Akcea Therapeutics’ volanesorsen has taken a step closer to becoming the first therapy on the US market for the ultra-rare rare lipid disorder familial chylomicronemia syndrome (FCS).

The US Food and Drug Administration’s Endocrinologic and Metabolic Drugs Advisory Committee (EMDAC) has voted 12-8 in favor of approving the drug, which is to be marketed under the brand name Waylivra.

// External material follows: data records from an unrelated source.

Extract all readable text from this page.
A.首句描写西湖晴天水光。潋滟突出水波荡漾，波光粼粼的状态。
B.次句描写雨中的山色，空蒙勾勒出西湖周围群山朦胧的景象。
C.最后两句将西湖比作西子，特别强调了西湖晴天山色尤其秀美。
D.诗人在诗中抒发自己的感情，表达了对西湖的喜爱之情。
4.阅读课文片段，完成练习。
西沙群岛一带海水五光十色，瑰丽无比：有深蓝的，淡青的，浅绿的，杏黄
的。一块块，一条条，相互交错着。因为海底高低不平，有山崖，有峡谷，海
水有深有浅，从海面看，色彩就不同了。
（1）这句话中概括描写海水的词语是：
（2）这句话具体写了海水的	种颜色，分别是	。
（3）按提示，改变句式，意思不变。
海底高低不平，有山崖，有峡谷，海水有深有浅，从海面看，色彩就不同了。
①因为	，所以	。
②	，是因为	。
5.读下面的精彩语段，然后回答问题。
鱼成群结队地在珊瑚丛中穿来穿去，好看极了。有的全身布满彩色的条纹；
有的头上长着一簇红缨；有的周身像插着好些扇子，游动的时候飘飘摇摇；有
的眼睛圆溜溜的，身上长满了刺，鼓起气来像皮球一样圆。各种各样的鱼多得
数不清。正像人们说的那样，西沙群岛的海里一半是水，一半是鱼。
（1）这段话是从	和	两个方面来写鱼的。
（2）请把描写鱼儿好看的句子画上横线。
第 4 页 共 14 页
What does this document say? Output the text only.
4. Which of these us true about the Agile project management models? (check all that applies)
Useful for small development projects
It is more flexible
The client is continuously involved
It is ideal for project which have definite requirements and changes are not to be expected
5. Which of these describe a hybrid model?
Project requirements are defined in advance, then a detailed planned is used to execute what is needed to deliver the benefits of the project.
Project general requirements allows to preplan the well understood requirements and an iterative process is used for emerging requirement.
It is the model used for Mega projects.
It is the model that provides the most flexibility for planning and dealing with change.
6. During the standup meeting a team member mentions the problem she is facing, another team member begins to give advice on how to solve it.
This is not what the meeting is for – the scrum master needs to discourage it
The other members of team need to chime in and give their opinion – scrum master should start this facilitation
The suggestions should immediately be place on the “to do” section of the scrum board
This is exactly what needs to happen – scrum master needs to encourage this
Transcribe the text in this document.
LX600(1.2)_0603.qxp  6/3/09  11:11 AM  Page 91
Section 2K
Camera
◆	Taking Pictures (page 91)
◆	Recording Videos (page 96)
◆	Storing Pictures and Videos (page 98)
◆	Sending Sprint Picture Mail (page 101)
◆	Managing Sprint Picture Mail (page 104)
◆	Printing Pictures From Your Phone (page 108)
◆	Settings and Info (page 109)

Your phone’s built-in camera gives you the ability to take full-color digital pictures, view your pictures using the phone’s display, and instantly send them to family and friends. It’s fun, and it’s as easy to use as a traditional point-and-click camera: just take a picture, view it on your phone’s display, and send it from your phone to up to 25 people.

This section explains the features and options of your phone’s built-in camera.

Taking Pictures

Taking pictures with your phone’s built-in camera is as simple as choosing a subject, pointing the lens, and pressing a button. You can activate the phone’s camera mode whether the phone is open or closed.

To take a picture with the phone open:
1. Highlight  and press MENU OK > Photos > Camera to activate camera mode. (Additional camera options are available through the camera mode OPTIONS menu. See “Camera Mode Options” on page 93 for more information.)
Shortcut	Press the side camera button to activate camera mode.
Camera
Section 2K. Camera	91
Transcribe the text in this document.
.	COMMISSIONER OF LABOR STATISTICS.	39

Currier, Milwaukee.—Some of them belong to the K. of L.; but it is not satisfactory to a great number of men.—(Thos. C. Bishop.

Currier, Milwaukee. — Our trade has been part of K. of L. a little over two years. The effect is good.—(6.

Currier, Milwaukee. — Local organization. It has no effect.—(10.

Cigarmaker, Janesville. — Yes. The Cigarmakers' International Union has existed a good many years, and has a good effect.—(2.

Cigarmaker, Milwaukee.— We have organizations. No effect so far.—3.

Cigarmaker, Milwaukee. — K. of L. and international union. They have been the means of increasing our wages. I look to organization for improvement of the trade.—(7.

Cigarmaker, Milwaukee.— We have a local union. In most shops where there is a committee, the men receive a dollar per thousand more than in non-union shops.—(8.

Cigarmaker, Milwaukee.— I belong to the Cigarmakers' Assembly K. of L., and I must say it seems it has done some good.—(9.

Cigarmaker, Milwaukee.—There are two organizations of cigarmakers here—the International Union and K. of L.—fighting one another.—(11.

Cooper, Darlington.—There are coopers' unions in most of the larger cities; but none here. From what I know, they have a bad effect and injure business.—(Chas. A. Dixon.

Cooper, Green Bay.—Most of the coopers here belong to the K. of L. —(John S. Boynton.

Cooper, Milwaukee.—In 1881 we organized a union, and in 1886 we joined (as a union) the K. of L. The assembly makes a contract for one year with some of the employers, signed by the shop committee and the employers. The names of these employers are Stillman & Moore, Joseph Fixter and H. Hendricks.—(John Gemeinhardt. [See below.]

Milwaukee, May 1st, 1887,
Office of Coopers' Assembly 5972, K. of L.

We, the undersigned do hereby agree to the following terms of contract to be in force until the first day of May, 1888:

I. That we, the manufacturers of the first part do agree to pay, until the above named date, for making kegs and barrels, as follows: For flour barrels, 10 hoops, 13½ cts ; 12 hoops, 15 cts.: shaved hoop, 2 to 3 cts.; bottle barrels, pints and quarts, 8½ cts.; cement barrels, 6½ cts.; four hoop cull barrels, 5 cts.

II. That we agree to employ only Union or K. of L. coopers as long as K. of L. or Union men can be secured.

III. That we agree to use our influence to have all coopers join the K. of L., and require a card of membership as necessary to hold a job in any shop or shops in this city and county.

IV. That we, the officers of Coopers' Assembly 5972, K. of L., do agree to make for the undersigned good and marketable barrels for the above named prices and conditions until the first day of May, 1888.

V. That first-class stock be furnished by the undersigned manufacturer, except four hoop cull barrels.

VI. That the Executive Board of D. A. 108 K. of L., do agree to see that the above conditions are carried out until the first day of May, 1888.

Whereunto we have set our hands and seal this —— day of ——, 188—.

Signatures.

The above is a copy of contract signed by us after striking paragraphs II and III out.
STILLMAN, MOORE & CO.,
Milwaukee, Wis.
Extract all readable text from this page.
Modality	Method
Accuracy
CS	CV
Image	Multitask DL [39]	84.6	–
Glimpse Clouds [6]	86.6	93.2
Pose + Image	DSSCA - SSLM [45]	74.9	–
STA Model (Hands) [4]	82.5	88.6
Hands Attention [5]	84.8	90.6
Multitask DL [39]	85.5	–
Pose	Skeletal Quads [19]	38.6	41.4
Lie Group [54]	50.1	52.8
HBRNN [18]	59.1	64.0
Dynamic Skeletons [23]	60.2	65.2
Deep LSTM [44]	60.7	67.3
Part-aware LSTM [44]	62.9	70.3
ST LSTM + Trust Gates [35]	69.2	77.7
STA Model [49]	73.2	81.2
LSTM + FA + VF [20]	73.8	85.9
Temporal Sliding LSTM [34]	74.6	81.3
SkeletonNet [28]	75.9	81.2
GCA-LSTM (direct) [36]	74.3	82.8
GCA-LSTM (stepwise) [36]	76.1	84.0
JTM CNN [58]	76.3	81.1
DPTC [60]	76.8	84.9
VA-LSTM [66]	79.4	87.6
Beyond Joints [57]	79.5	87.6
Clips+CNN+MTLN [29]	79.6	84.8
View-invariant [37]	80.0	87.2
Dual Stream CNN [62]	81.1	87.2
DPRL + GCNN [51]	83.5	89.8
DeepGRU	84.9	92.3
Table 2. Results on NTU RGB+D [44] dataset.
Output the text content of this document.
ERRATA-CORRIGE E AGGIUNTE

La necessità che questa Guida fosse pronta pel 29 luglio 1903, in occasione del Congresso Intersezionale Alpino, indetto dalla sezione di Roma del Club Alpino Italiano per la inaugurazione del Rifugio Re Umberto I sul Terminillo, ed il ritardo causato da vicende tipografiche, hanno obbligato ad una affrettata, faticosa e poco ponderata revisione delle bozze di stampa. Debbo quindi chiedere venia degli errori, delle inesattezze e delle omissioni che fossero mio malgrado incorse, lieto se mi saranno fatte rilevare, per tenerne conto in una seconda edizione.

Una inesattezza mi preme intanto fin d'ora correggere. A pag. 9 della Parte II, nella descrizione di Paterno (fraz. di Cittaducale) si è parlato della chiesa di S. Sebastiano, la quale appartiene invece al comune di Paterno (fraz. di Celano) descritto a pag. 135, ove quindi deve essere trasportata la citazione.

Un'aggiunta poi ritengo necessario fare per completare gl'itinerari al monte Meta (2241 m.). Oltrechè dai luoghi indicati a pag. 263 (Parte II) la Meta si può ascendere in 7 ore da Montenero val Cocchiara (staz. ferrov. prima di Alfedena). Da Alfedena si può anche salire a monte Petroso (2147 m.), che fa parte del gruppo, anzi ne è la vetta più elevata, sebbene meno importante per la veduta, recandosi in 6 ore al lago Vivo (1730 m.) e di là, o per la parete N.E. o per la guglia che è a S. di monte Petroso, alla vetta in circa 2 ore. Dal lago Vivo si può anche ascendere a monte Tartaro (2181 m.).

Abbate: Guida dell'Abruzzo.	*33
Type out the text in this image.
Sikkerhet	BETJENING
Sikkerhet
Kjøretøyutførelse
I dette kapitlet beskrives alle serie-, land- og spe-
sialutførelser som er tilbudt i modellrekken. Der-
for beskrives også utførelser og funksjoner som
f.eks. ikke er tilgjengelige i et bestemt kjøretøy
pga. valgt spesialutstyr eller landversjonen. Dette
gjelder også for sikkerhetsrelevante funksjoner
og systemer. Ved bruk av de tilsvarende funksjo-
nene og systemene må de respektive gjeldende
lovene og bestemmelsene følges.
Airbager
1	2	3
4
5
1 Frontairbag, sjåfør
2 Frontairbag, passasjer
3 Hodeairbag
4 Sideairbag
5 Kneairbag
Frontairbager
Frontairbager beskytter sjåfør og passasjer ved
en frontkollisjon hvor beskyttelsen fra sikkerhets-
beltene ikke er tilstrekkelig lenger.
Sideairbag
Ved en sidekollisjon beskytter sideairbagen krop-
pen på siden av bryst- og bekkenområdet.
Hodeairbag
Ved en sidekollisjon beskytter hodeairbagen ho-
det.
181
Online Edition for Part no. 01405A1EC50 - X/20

FCS is a severe, potentially fatal disorder where patients have extremely high levels of triglycerides in their blood, causing a range of symptoms including potentially fatal attacks of acute pancreatitis.

People with the condition are unable to metabolise large triglyceride-rich lipid particles called chylomicrons due to a deficiency in lipoprotein lipase, an enzyme that helps to break down triglycerides.

Currently, the only option for patients is a severely restricted low fat diet of 10-20 grams of fat a day, which, even when strictly adhered to, does not decrease triglycerides to normal levels or remove the threat of pancreatitis for most patients, a company spokesperson noted.

Paula Soteropoulos, chief executive officer of Akcea, said the submission includes data from three clinical trials, which “demonstrate clear improvement on several important measures of disease in these patients”.

Volanesorsen is also under review in Europe, but is already available to FCS patients in the UK under the Medicines and Healthcare products Regulatory Agency’s Early Access to Medicines Scheme.

The FDA should make a decision on drug by August 30.